Contexto global favorece produtores eficientes

O desempenho da PRIO ocorre em um momento de elevada incerteza no mercado internacional de petróleo. Conflitos geopolíticos no Oriente Médio elevaram a volatilidade dos preços no início de 2026, enquanto projeções de médio prazo indicam um mercado mais equilibrado, com crescimento da oferta fora da OPEP, liderado por países como Brasil e Guiana.

Relatórios recentes da Agência Internacional de Energia indicam que, apesar dos riscos geopolíticos, a expansão da produção em regiões de baixo custo tende a limitar movimentos estruturais de alta nos preços ao longo do ciclo. Nesse cenário, empresas com ativos resilientes e custos competitivos ganham relevância estratégica (eia.gov).

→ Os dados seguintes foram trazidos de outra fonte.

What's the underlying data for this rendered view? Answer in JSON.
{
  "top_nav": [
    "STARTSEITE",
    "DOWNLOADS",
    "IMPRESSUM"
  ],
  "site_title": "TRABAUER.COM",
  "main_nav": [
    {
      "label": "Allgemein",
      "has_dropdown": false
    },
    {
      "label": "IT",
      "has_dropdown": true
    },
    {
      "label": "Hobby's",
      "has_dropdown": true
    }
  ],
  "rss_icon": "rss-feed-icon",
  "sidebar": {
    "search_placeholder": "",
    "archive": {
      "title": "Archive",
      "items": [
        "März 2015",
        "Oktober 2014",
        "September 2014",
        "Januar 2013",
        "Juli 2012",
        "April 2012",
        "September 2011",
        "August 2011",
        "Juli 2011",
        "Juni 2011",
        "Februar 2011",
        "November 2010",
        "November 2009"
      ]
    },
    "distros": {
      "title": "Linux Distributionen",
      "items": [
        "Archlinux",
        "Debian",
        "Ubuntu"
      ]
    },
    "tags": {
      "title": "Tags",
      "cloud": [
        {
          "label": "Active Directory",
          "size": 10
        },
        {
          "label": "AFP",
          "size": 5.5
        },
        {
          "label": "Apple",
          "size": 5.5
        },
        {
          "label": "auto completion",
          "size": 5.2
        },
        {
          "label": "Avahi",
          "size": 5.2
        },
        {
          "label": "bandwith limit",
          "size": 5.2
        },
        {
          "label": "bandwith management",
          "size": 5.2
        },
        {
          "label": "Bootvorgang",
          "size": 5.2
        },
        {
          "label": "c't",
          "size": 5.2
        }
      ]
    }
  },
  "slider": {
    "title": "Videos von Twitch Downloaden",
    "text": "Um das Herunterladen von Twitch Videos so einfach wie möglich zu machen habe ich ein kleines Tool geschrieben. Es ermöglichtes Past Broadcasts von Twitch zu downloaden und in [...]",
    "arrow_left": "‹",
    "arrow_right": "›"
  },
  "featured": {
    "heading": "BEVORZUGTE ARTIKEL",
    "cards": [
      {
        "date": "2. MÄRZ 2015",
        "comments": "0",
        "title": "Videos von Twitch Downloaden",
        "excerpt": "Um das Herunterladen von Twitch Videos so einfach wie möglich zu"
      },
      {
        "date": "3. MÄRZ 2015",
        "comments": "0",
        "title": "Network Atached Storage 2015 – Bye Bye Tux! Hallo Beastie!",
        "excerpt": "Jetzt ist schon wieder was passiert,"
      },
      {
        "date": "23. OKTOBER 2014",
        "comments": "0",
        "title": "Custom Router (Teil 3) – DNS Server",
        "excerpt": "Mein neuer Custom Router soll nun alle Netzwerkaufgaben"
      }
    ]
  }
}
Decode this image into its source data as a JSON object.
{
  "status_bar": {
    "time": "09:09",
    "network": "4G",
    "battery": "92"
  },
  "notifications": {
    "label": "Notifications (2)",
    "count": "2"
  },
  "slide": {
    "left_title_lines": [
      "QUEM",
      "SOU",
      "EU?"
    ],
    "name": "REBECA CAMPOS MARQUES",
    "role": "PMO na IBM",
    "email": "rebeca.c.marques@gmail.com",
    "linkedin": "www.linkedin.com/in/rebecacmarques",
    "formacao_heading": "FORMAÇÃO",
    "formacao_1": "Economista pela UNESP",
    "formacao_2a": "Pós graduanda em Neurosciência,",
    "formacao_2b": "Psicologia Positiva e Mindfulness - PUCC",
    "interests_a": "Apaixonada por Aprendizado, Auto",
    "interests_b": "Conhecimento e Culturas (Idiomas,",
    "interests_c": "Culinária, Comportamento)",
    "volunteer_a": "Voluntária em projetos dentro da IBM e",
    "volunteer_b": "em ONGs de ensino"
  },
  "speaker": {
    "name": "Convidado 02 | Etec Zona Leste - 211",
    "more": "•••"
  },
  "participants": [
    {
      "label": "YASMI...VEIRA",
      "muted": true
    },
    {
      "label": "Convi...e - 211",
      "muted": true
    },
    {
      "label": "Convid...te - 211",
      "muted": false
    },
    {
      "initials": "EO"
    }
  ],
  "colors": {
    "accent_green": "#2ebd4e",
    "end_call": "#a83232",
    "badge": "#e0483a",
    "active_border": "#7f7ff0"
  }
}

O Brasil, em particular, segue como um dos principais vetores de crescimento da produção global, apoiado nos campos do pré-sal e na eficiência operacional das produtoras independentes (oilprice.com).

Estratégia reforçada

Para a PRIO3, o resultado do 4T25 reforça a tese de que eficiência operacional, disciplina financeira e foco em ativos de alta margem são determinantes em um ambiente global mais seletivo para investimentos em energia.

A combinação de custos em queda, reservas estáveis e projetos de crescimento em andamento posiciona a companhia para atravessar um ciclo de maior volatilidade com geração de caixa resiliente, mantendo flexibilidade estratégica para os próximos trimestres.